The sailing team is hoping for a record-breaking season after taking first place among six teams at the Staake Trophy on March 22. Bowdoin hosted the regatta and emerged from four round robins and a final four race with a record of 20-3.

“It was cold,” admitted Head Coach Frank Pizzo. “But we had good breeze and were able to run a good event. We sail in those conditions a lot and we were ready for them.”

 “[The Staake was a] pretty big win for our team,” said Courtney Koos ’16. “Particularly in preparation for New England’s, [it was] an affirmation of the gains we’ve made in terms of having a bigger team that’s really capable of performing at a high level.”

Each weekend, the Polar Bears send a team to a women’s event, a co-ed event and a co-ed “B”-level event and one squad competes against schools from all over the Northeast.

Last weekend, the team sent sailors to a women’s event at Brown and co-ed events at MIT and Boston University. The team finished 12th out of 18 teams, 13th out of 16 teams, and fourth out of sixteen teams at these events, respectively.

This weekend, the team will travel to Connecticut College for the New England Team Race Championship. The top four teams will qualify for the Team Racing National Championship, a challenging regatta that includes 15 of the top 20 sailing teams in the nation. The Co-Ed and Women’s Singles Championships, both qualifiers for nationals, will take place in the coming weeks.

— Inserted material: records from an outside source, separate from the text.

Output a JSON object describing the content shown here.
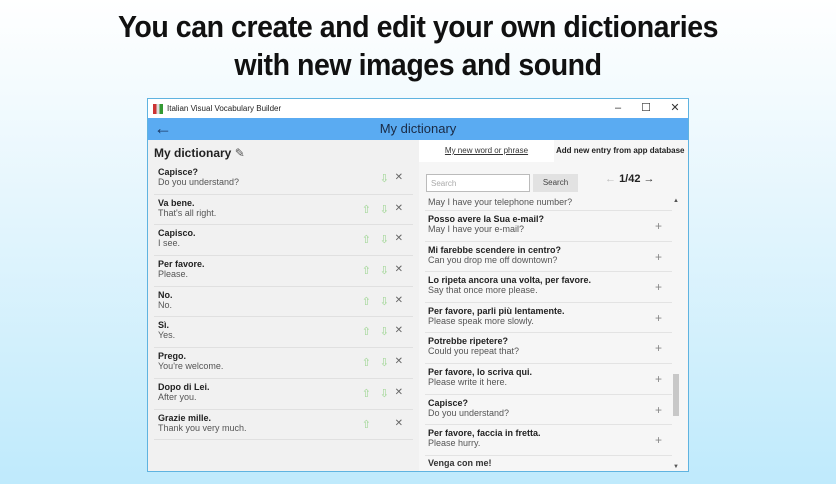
{
  "headline": [
    "You can create and edit your own dictionaries",
    "with new images and sound"
  ],
  "window": {
    "title": "Italian Visual Vocabulary Builder",
    "minimize": "–",
    "maximize": "☐",
    "close": "✕"
  },
  "header": {
    "title": "My dictionary",
    "back": "←"
  },
  "left": {
    "title": "My dictionary",
    "edit_icon": "✎",
    "items": [
      {
        "it": "Capisce?",
        "en": "Do you understand?",
        "up": false,
        "down": true
      },
      {
        "it": "Va bene.",
        "en": "That's all right.",
        "up": true,
        "down": true
      },
      {
        "it": "Capisco.",
        "en": "I see.",
        "up": true,
        "down": true
      },
      {
        "it": "Per favore.",
        "en": "Please.",
        "up": true,
        "down": true
      },
      {
        "it": "No.",
        "en": "No.",
        "up": true,
        "down": true
      },
      {
        "it": "Sì.",
        "en": "Yes.",
        "up": true,
        "down": true
      },
      {
        "it": "Prego.",
        "en": "You're welcome.",
        "up": true,
        "down": true
      },
      {
        "it": "Dopo di Lei.",
        "en": "After you.",
        "up": true,
        "down": true
      },
      {
        "it": "Grazie mille.",
        "en": "Thank you very much.",
        "up": true,
        "down": false
      }
    ]
  },
  "right": {
    "tab_new": "My new word or phrase",
    "tab_db": "Add new entry from app database",
    "search_placeholder": "Search",
    "search_button": "Search",
    "page": "1/42",
    "partial_top": "May I have your telephone number?",
    "items": [
      {
        "it": "Posso avere la Sua e-mail?",
        "en": "May I have your e-mail?"
      },
      {
        "it": "Mi farebbe scendere in centro?",
        "en": "Can you drop me off downtown?"
      },
      {
        "it": "Lo ripeta ancora una volta, per favore.",
        "en": "Say that once more please."
      },
      {
        "it": "Per favore, parli più lentamente.",
        "en": "Please speak more slowly."
      },
      {
        "it": "Potrebbe ripetere?",
        "en": "Could you repeat that?"
      },
      {
        "it": "Per favore, lo scriva qui.",
        "en": "Please write it here."
      },
      {
        "it": "Capisce?",
        "en": "Do you understand?"
      },
      {
        "it": "Per favore, faccia in fretta.",
        "en": "Please hurry."
      }
    ],
    "partial_bottom": "Venga con me!"
  }
}
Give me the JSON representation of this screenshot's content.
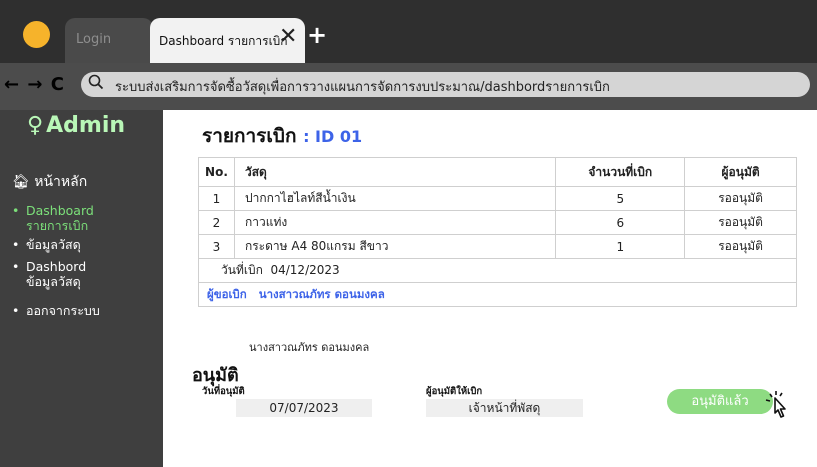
{
  "tabs": {
    "login": "Login",
    "dashboard": "Dashboard รายการเบิก",
    "close": "✕",
    "new": "+"
  },
  "nav": {
    "arrows": "← → C",
    "search_icon": "search-icon"
  },
  "address": {
    "url": "ระบบส่งเสริมการจัดซื้อวัสดุเพื่อการวางแผนการจัดการงบประมาณ/dashbordรายการเบิก"
  },
  "sidebar": {
    "brand": "Admin",
    "home": "หน้าหลัก",
    "items": [
      {
        "line1": "Dashboard",
        "line2": "รายการเบิก"
      },
      {
        "line1": "ข้อมูลวัสดุ",
        "line2": ""
      },
      {
        "line1": "Dashbord",
        "line2": "ข้อมูลวัสดุ"
      },
      {
        "line1": "ออกจากระบบ",
        "line2": ""
      }
    ],
    "active_color": "#7ce07a",
    "brand_color": "#b9f7b7"
  },
  "main": {
    "title": "รายการเบิก",
    "id": ": ID 01",
    "columns": [
      "No.",
      "วัสดุ",
      "จำนวนที่เบิก",
      "ผู้อนุมัติ"
    ],
    "rows": [
      {
        "no": "1",
        "material": "ปากกาไฮไลท์สีน้ำเงิน",
        "qty": "5",
        "approver": "รออนุมัติ"
      },
      {
        "no": "2",
        "material": "กาวแท่ง",
        "qty": "6",
        "approver": "รออนุมัติ"
      },
      {
        "no": "3",
        "material": "กระดาษ A4 80แกรม สีขาว",
        "qty": "1",
        "approver": "รออนุมัติ"
      }
    ],
    "withdraw_date_label": "วันที่เบิก",
    "withdraw_date": "04/12/2023",
    "requester_label": "ผู้ขอเบิก",
    "requester_name": "นางสาวณภัทร ดอนมงคล",
    "signature_name": "นางสาวณภัทร ดอนมงคล",
    "accent": "#3d63e8"
  },
  "approval": {
    "heading": "อนุมัติ",
    "date_label": "วันที่อนุมัติ",
    "date_value": "07/07/2023",
    "approver_label": "ผู้อนุมัติให้เบิก",
    "approver_value": "เจ้าหน้าที่พัสดุ",
    "button": "อนุมัติแล้ว",
    "button_color": "#8edb82"
  }
}
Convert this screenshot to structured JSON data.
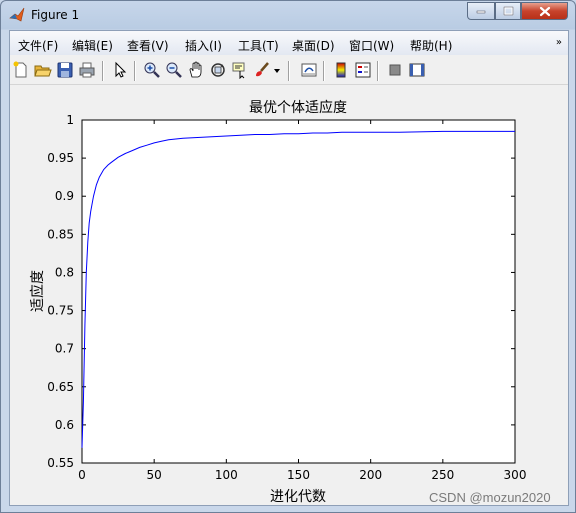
{
  "window": {
    "title": "Figure 1"
  },
  "menu": [
    "文件(F)",
    "编辑(E)",
    "查看(V)",
    "插入(I)",
    "工具(T)",
    "桌面(D)",
    "窗口(W)",
    "帮助(H)"
  ],
  "menu_overflow": "»",
  "toolbar": {
    "icons": [
      "new-figure-icon",
      "open-file-icon",
      "save-icon",
      "print-icon",
      "pointer-icon",
      "zoom-in-icon",
      "zoom-out-icon",
      "pan-icon",
      "rotate-3d-icon",
      "data-cursor-icon",
      "brush-icon",
      "brush-dropdown-icon",
      "link-plot-icon",
      "colorbar-icon",
      "legend-icon",
      "hide-plot-tools-icon",
      "show-plot-tools-icon"
    ]
  },
  "chart_data": {
    "type": "line",
    "title": "最优个体适应度",
    "xlabel": "进化代数",
    "ylabel": "适应度",
    "xlim": [
      0,
      300
    ],
    "ylim": [
      0.55,
      1
    ],
    "xticks": [
      "0",
      "50",
      "100",
      "150",
      "200",
      "250",
      "300"
    ],
    "yticks": [
      "0.55",
      "0.6",
      "0.65",
      "0.7",
      "0.75",
      "0.8",
      "0.85",
      "0.9",
      "0.95",
      "1"
    ],
    "grid": false,
    "series": [
      {
        "color": "#0000ff",
        "x": [
          0,
          1,
          2,
          3,
          4,
          5,
          6,
          8,
          10,
          12,
          15,
          18,
          20,
          25,
          30,
          35,
          40,
          45,
          50,
          55,
          60,
          70,
          80,
          90,
          100,
          110,
          120,
          130,
          140,
          150,
          160,
          170,
          180,
          200,
          220,
          250,
          280,
          300
        ],
        "y": [
          0.57,
          0.63,
          0.73,
          0.8,
          0.84,
          0.865,
          0.88,
          0.9,
          0.915,
          0.925,
          0.935,
          0.941,
          0.944,
          0.951,
          0.956,
          0.96,
          0.964,
          0.967,
          0.97,
          0.972,
          0.974,
          0.976,
          0.977,
          0.978,
          0.979,
          0.98,
          0.981,
          0.981,
          0.982,
          0.982,
          0.983,
          0.983,
          0.984,
          0.984,
          0.984,
          0.985,
          0.985,
          0.985
        ]
      }
    ]
  },
  "watermark": "CSDN @mozun2020"
}
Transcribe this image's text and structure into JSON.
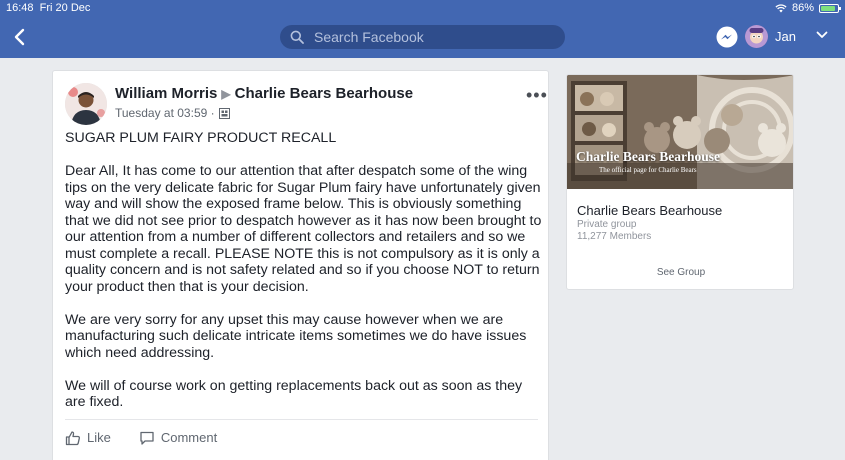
{
  "status_bar": {
    "time": "16:48",
    "date": "Fri 20 Dec",
    "battery_percent": "86%",
    "battery_level": 0.86
  },
  "nav": {
    "search_placeholder": "Search Facebook",
    "user_name": "Jan",
    "bar_color": "#4267b2"
  },
  "post": {
    "author": "William Morris",
    "group": "Charlie Bears Bearhouse",
    "timestamp": "Tuesday at 03:59 ·",
    "title": "SUGAR PLUM FAIRY PRODUCT RECALL",
    "paragraphs": [
      "Dear All, It has come to our attention that after despatch some of the wing tips on the very delicate fabric for Sugar Plum fairy have unfortunately given way and will show the exposed frame below. This is obviously something that we did not see prior to despatch however as it has now been brought to our attention from a number of different collectors and retailers and so we must complete a recall. PLEASE NOTE this is not compulsory as it is only a quality concern and is not safety related and so if you choose NOT to return your product then that is your decision.",
      "We are very sorry for any upset this may cause however when we are manufacturing such delicate intricate items sometimes we do have issues which need addressing.",
      "We will of course work on getting replacements back out as soon as they are fixed."
    ],
    "actions": {
      "like": "Like",
      "comment": "Comment"
    }
  },
  "group_card": {
    "cover_title": "Charlie Bears Bearhouse",
    "cover_subtitle": "The official page for Charlie Bears",
    "name": "Charlie Bears Bearhouse",
    "privacy": "Private group",
    "members": "11,277 Members",
    "see_group": "See Group"
  }
}
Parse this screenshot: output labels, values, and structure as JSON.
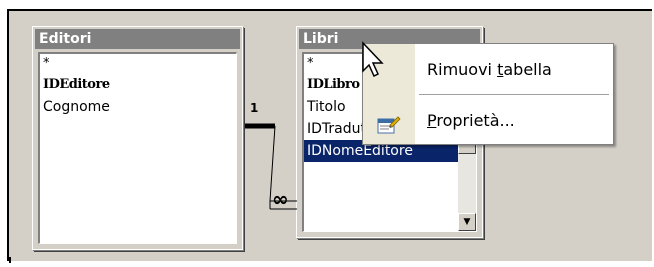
{
  "tables": [
    {
      "title": "Editori",
      "fields": [
        "*",
        "IDEditore",
        "Cognome"
      ]
    },
    {
      "title": "Libri",
      "fields": [
        "*",
        "IDLibro",
        "Titolo",
        "IDTraduttore",
        "IDNomeEditore"
      ]
    }
  ],
  "relationship": {
    "one_label": "1",
    "many_label": "∞"
  },
  "context_menu": {
    "items": [
      {
        "label": "Rimuovi tabella",
        "before": "Rimuovi ",
        "accel": "t",
        "after": "abella",
        "icon": null
      },
      {
        "label": "Proprietà...",
        "before": "",
        "accel": "P",
        "after": "roprietà...",
        "icon": "properties-icon"
      }
    ]
  },
  "colors": {
    "title_inactive": "#808080",
    "selection": "#0a246a",
    "workspace": "#d4d0c8"
  }
}
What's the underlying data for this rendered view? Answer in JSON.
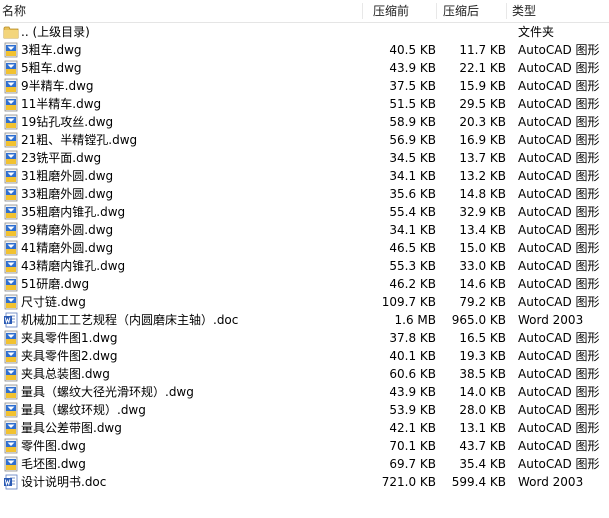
{
  "columns": {
    "name": "名称",
    "compressed": "压缩前",
    "original": "压缩后",
    "type": "类型"
  },
  "files": [
    {
      "icon": "folder-icon",
      "name": ".. (上级目录)",
      "compressed": "",
      "original": "",
      "type": "文件夹"
    },
    {
      "icon": "dwg-file-icon",
      "name": "3粗车.dwg",
      "compressed": "40.5 KB",
      "original": "11.7 KB",
      "type": "AutoCAD 图形"
    },
    {
      "icon": "dwg-file-icon",
      "name": "5粗车.dwg",
      "compressed": "43.9 KB",
      "original": "22.1 KB",
      "type": "AutoCAD 图形"
    },
    {
      "icon": "dwg-file-icon",
      "name": "9半精车.dwg",
      "compressed": "37.5 KB",
      "original": "15.9 KB",
      "type": "AutoCAD 图形"
    },
    {
      "icon": "dwg-file-icon",
      "name": "11半精车.dwg",
      "compressed": "51.5 KB",
      "original": "29.5 KB",
      "type": "AutoCAD 图形"
    },
    {
      "icon": "dwg-file-icon",
      "name": "19钻孔攻丝.dwg",
      "compressed": "58.9 KB",
      "original": "20.3 KB",
      "type": "AutoCAD 图形"
    },
    {
      "icon": "dwg-file-icon",
      "name": "21粗、半精镗孔.dwg",
      "compressed": "56.9 KB",
      "original": "16.9 KB",
      "type": "AutoCAD 图形"
    },
    {
      "icon": "dwg-file-icon",
      "name": "23铣平面.dwg",
      "compressed": "34.5 KB",
      "original": "13.7 KB",
      "type": "AutoCAD 图形"
    },
    {
      "icon": "dwg-file-icon",
      "name": "31粗磨外圆.dwg",
      "compressed": "34.1 KB",
      "original": "13.2 KB",
      "type": "AutoCAD 图形"
    },
    {
      "icon": "dwg-file-icon",
      "name": "33粗磨外圆.dwg",
      "compressed": "35.6 KB",
      "original": "14.8 KB",
      "type": "AutoCAD 图形"
    },
    {
      "icon": "dwg-file-icon",
      "name": "35粗磨内锥孔.dwg",
      "compressed": "55.4 KB",
      "original": "32.9 KB",
      "type": "AutoCAD 图形"
    },
    {
      "icon": "dwg-file-icon",
      "name": "39精磨外圆.dwg",
      "compressed": "34.1 KB",
      "original": "13.4 KB",
      "type": "AutoCAD 图形"
    },
    {
      "icon": "dwg-file-icon",
      "name": "41精磨外圆.dwg",
      "compressed": "46.5 KB",
      "original": "15.0 KB",
      "type": "AutoCAD 图形"
    },
    {
      "icon": "dwg-file-icon",
      "name": "43精磨内锥孔.dwg",
      "compressed": "55.3 KB",
      "original": "33.0 KB",
      "type": "AutoCAD 图形"
    },
    {
      "icon": "dwg-file-icon",
      "name": "51研磨.dwg",
      "compressed": "46.2 KB",
      "original": "14.6 KB",
      "type": "AutoCAD 图形"
    },
    {
      "icon": "dwg-file-icon",
      "name": "尺寸链.dwg",
      "compressed": "109.7 KB",
      "original": "79.2 KB",
      "type": "AutoCAD 图形"
    },
    {
      "icon": "word-doc-icon",
      "name": "机械加工工艺规程（内圆磨床主轴）.doc",
      "compressed": "1.6 MB",
      "original": "965.0 KB",
      "type": "Word 2003"
    },
    {
      "icon": "dwg-file-icon",
      "name": "夹具零件图1.dwg",
      "compressed": "37.8 KB",
      "original": "16.5 KB",
      "type": "AutoCAD 图形"
    },
    {
      "icon": "dwg-file-icon",
      "name": "夹具零件图2.dwg",
      "compressed": "40.1 KB",
      "original": "19.3 KB",
      "type": "AutoCAD 图形"
    },
    {
      "icon": "dwg-file-icon",
      "name": "夹具总装图.dwg",
      "compressed": "60.6 KB",
      "original": "38.5 KB",
      "type": "AutoCAD 图形"
    },
    {
      "icon": "dwg-file-icon",
      "name": "量具（螺纹大径光滑环规）.dwg",
      "compressed": "43.9 KB",
      "original": "14.0 KB",
      "type": "AutoCAD 图形"
    },
    {
      "icon": "dwg-file-icon",
      "name": "量具（螺纹环规）.dwg",
      "compressed": "53.9 KB",
      "original": "28.0 KB",
      "type": "AutoCAD 图形"
    },
    {
      "icon": "dwg-file-icon",
      "name": "量具公差带图.dwg",
      "compressed": "42.1 KB",
      "original": "13.1 KB",
      "type": "AutoCAD 图形"
    },
    {
      "icon": "dwg-file-icon",
      "name": "零件图.dwg",
      "compressed": "70.1 KB",
      "original": "43.7 KB",
      "type": "AutoCAD 图形"
    },
    {
      "icon": "dwg-file-icon",
      "name": "毛坯图.dwg",
      "compressed": "69.7 KB",
      "original": "35.4 KB",
      "type": "AutoCAD 图形"
    },
    {
      "icon": "word-doc-icon",
      "name": "设计说明书.doc",
      "compressed": "721.0 KB",
      "original": "599.4 KB",
      "type": "Word 2003"
    }
  ]
}
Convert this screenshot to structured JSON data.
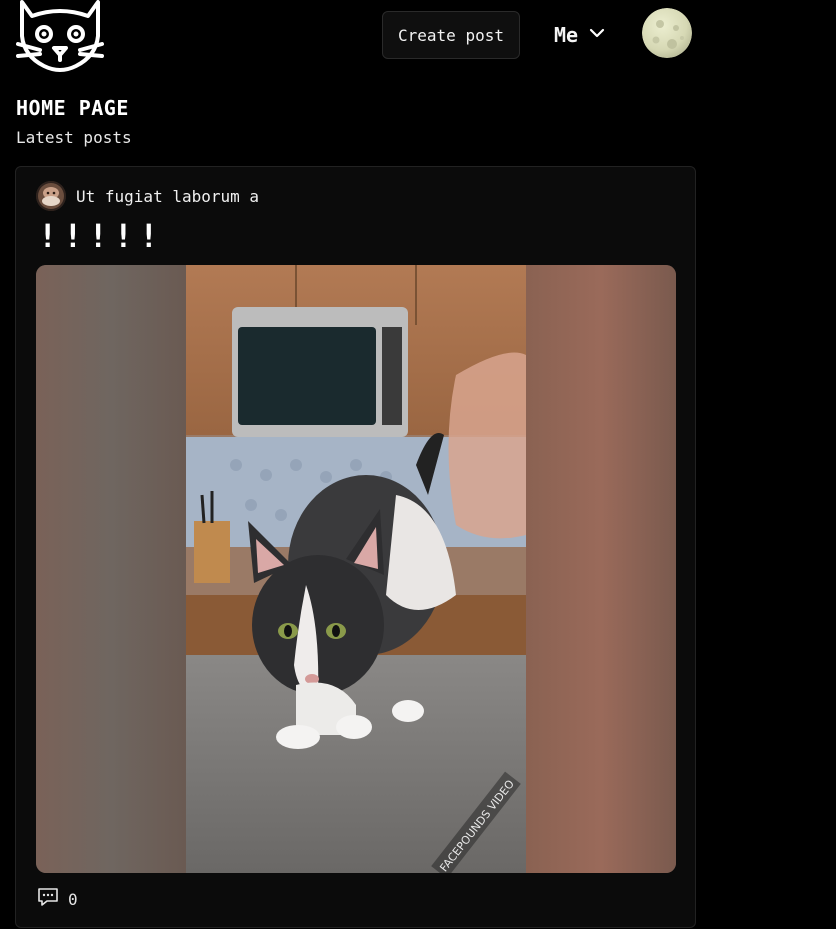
{
  "header": {
    "logo_icon": "cat-logo-icon",
    "create_post_label": "Create post",
    "user_menu_label": "Me",
    "user_menu_icon": "chevron-down-icon",
    "avatar_icon": "moon-avatar-icon"
  },
  "page": {
    "title": "HOME PAGE",
    "subtitle": "Latest posts"
  },
  "posts": [
    {
      "author": "Ut fugiat laborum a",
      "title": "!!!!!",
      "media_description_icon": "cat-video-thumbnail",
      "comments_icon": "comment-bubble-icon",
      "comments_count": "0"
    }
  ],
  "colors": {
    "background": "#000000",
    "card_background": "#0b0b0b",
    "card_border": "#222222",
    "button_background": "#0f0f0f",
    "text_primary": "#ffffff"
  }
}
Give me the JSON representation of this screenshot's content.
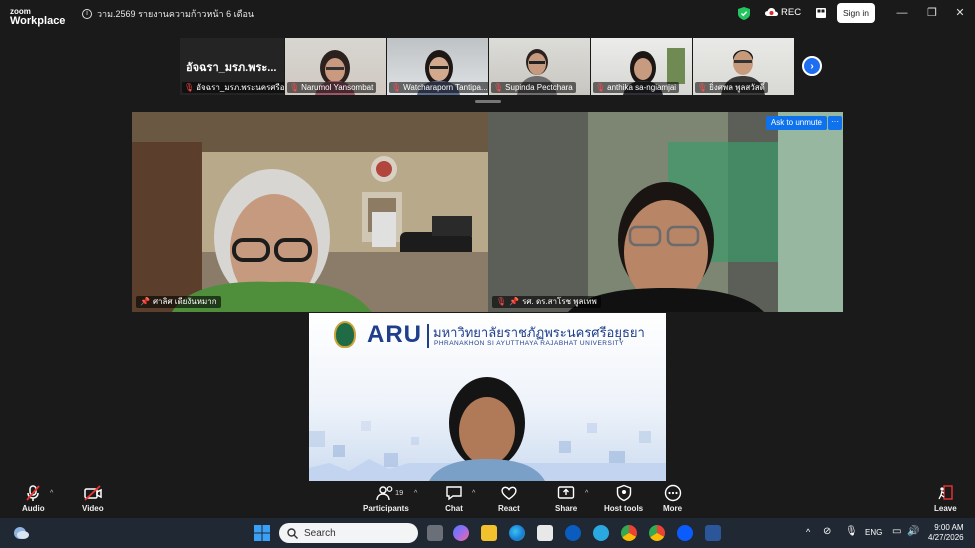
{
  "titlebar": {
    "logo_top": "zoom",
    "logo_bottom": "Workplace",
    "meeting_title": "วาม.2569 รายงานความก้าวหน้า 6 เดือน",
    "rec_label": "REC",
    "signin_label": "Sign in"
  },
  "filmstrip": {
    "first_name_big": "อัจฉรา_มรภ.พระ...",
    "participants": [
      {
        "name": "อัจฉรา_มรภ.พระนครศรีอยุ..."
      },
      {
        "name": "Narumol Yansombat"
      },
      {
        "name": "Watcharaporn Tantipa..."
      },
      {
        "name": "Supinda Pectchara"
      },
      {
        "name": "anthika sa-ngiamjai"
      },
      {
        "name": "ยิ่งศพล พูลสวัสดิ์"
      }
    ]
  },
  "main": {
    "left_name": "ศาลิศ เดียงันหมาก",
    "right_name": "รศ. ดร.สาโรช พูลเทพ",
    "ask_unmute": "Ask to unmute",
    "more_dots": "···",
    "bottom": {
      "brand": "ARU",
      "thai_name": "มหาวิทยาลัยราชภัฏพระนครศรีอยุธยา",
      "eng_name": "PHRANAKHON SI AYUTTHAYA RAJABHAT UNIVERSITY"
    }
  },
  "toolbar": {
    "audio": "Audio",
    "video": "Video",
    "participants": "Participants",
    "participants_count": "19",
    "chat": "Chat",
    "react": "React",
    "share": "Share",
    "host_tools": "Host tools",
    "more": "More",
    "leave": "Leave"
  },
  "taskbar": {
    "search_placeholder": "Search",
    "lang": "ENG",
    "time": "9:00 AM",
    "date": "4/27/2026"
  }
}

 In the fall, despite a number of strong crews to complement the skippers, the team narrowly missed qualifying for nationals. 

 “We had a sense of where we would be at the end of the fall…We knew we were going to be talented; it was just a matter of putting races together,” said Pizzo.

 Now, however, with several sailors having returned from abroad, the Polar Bears said they think they can elevate their performance to a new level.

 “We’ve never qualified before…in either co-ed or women’s,” said Koos. “Everyone on our team is extremely excited about this, and we’ve been working really hard at the gym, on the water, in the classroom—just talking about sailing strategy. This is the first year that it’s really come together…This is the generation that’s going to qualify first, which is huge.”